Tuesday, July 28, 2015

Leading House Dem Proposes Bill to Merge Trust Funds

Rep. Xavier Becerra (D-CA) has introduced legislation that would merge the Social Security retirement and disability trust funds. The purpose of the merge is to reallocate revenues from the retirement to the disability plan, which would forestall the disability plan's insolvency, projected for late 2016. The Committee for a Responsible Federal Budget has a nice blog post summarizing the issues surrounding a trust fund merger.

But I'll be more blunt: merging the trust funds is an effort to -- almost literally -- paper over the larger policy problems with the Disability Insurance program. Yes, DI is suffering financially due to population aging and the larger number of women who qualify for benefits.

But if these were the only factors, it's unlikely we'd have seen such a large shift in the causes of disability applications from things like circulatory disorders (think heart disease) to mental and musculoskeletal disorders. Congressional changes in eligibility rules in the 1980s made it easier to apply for benefits based on those latter types of ailments.

It's also unlike we would have seen the shift in applicants toward less-educated, less-skilled workers had loosened eligibility rules, combined with stagnating wages for working-class individuals, made DI benefits more attractive.

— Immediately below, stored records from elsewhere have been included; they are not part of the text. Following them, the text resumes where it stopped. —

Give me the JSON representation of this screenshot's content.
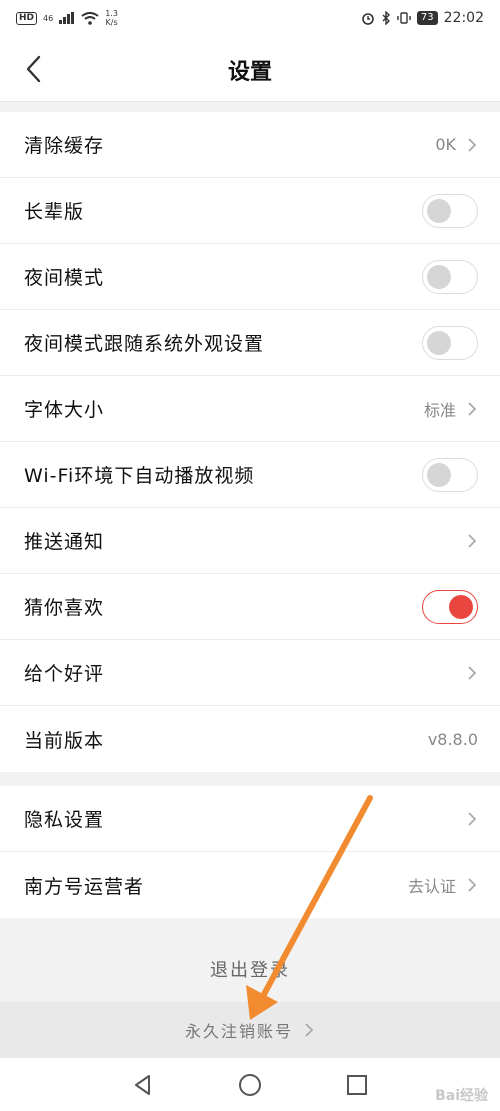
{
  "status_bar": {
    "hd": "HD",
    "signal_tag": "46",
    "net_speed_value": "1.3",
    "net_speed_unit": "K/s",
    "battery": "73",
    "time": "22:02"
  },
  "header": {
    "title": "设置"
  },
  "settings": [
    {
      "label": "清除缓存",
      "value": "0K"
    },
    {
      "label": "长辈版",
      "toggle": false
    },
    {
      "label": "夜间模式",
      "toggle": false
    },
    {
      "label": "夜间模式跟随系统外观设置",
      "toggle": false
    },
    {
      "label": "字体大小",
      "value": "标准"
    },
    {
      "label": "Wi-Fi环境下自动播放视频",
      "toggle": false
    },
    {
      "label": "推送通知"
    },
    {
      "label": "猜你喜欢",
      "toggle": true
    },
    {
      "label": "给个好评"
    },
    {
      "label": "当前版本",
      "value": "v8.8.0"
    }
  ],
  "settings2": [
    {
      "label": "隐私设置"
    },
    {
      "label": "南方号运营者",
      "value": "去认证"
    }
  ],
  "footer": {
    "logout_label": "退出登录",
    "delete_account_label": "永久注销账号"
  },
  "watermark": "Bai经验",
  "colors": {
    "accent": "#e8463f",
    "annotation_arrow": "#f28b30"
  },
  "icons": {
    "back": "chevron-left-icon",
    "chevron": "chevron-right-icon",
    "nav_back": "triangle-back-icon",
    "nav_home": "circle-home-icon",
    "nav_recent": "square-recent-icon"
  }
}
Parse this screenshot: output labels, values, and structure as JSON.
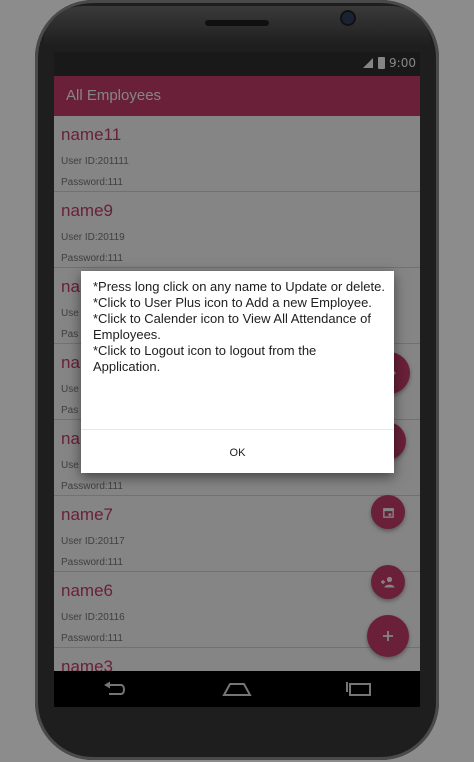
{
  "status_bar": {
    "time": "9:00",
    "icons": [
      "signal-icon",
      "battery-icon"
    ]
  },
  "app_bar": {
    "title": "All Employees"
  },
  "employees": [
    {
      "name": "name11",
      "user_id": "User ID:201111",
      "password": "Password:111"
    },
    {
      "name": "name9",
      "user_id": "User ID:20119",
      "password": "Password:111"
    },
    {
      "name": "na",
      "user_id": "Use",
      "password": "Pas"
    },
    {
      "name": "na",
      "user_id": "Use",
      "password": "Pas"
    },
    {
      "name": "na",
      "user_id": "Use",
      "password": "Password:111"
    },
    {
      "name": "name7",
      "user_id": "User ID:20117",
      "password": "Password:111"
    },
    {
      "name": "name6",
      "user_id": "User ID:20116",
      "password": "Password:111"
    },
    {
      "name": "name3",
      "user_id": "",
      "password": ""
    }
  ],
  "fabs": [
    "logout-icon",
    "calendar-icon",
    "calendar-icon",
    "user-plus-icon",
    "add-icon"
  ],
  "dialog": {
    "message": "*Press long click on any name to Update or delete.\n*Click to User Plus icon to Add a new Employee.\n*Click to Calender icon to View All Attendance of Employees.\n*Click to Logout icon to logout from the Application.",
    "ok_label": "OK"
  },
  "nav_bar": {
    "icons": [
      "back-icon",
      "home-icon",
      "recents-icon"
    ]
  },
  "colors": {
    "accent": "#cc3f6b",
    "status_bar": "#313131",
    "nav_bar": "#000000"
  }
}
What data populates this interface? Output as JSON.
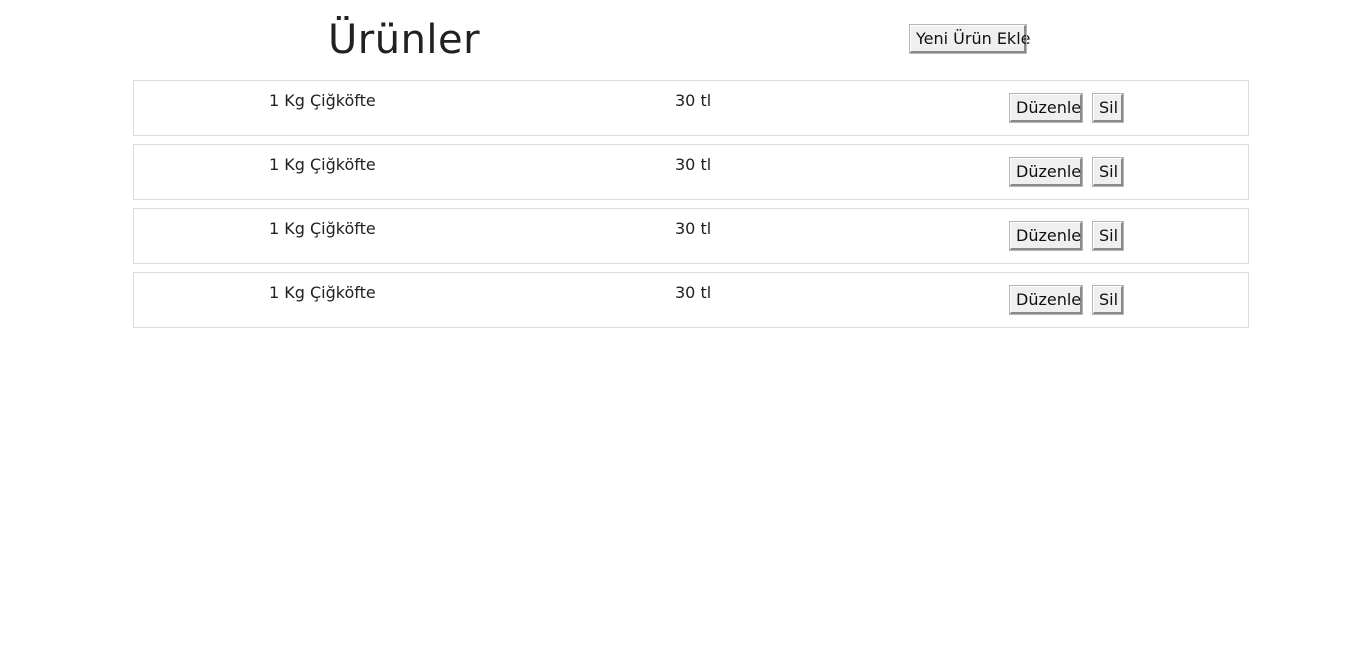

But living on DI isn't an attractive life. You can survive, but only just. And you'll never get ahead, even modestly. It's not a life you'd wish for someone if there were any good alternatives. And there are. A substantial number of studies show that many DI beneficiaries have significant ability to work. If we reward work -- say, by making the EITC more generous -- and require that DI applicants first go through rehabilitation and re-employment training, we can shift the incentives toward staying in the workforce

But that's only going to happen if we decide to grapple seriously with disability reform. Rep. Becerra's bill to paper over the DI program's problems indicated that such an effort isn't likely.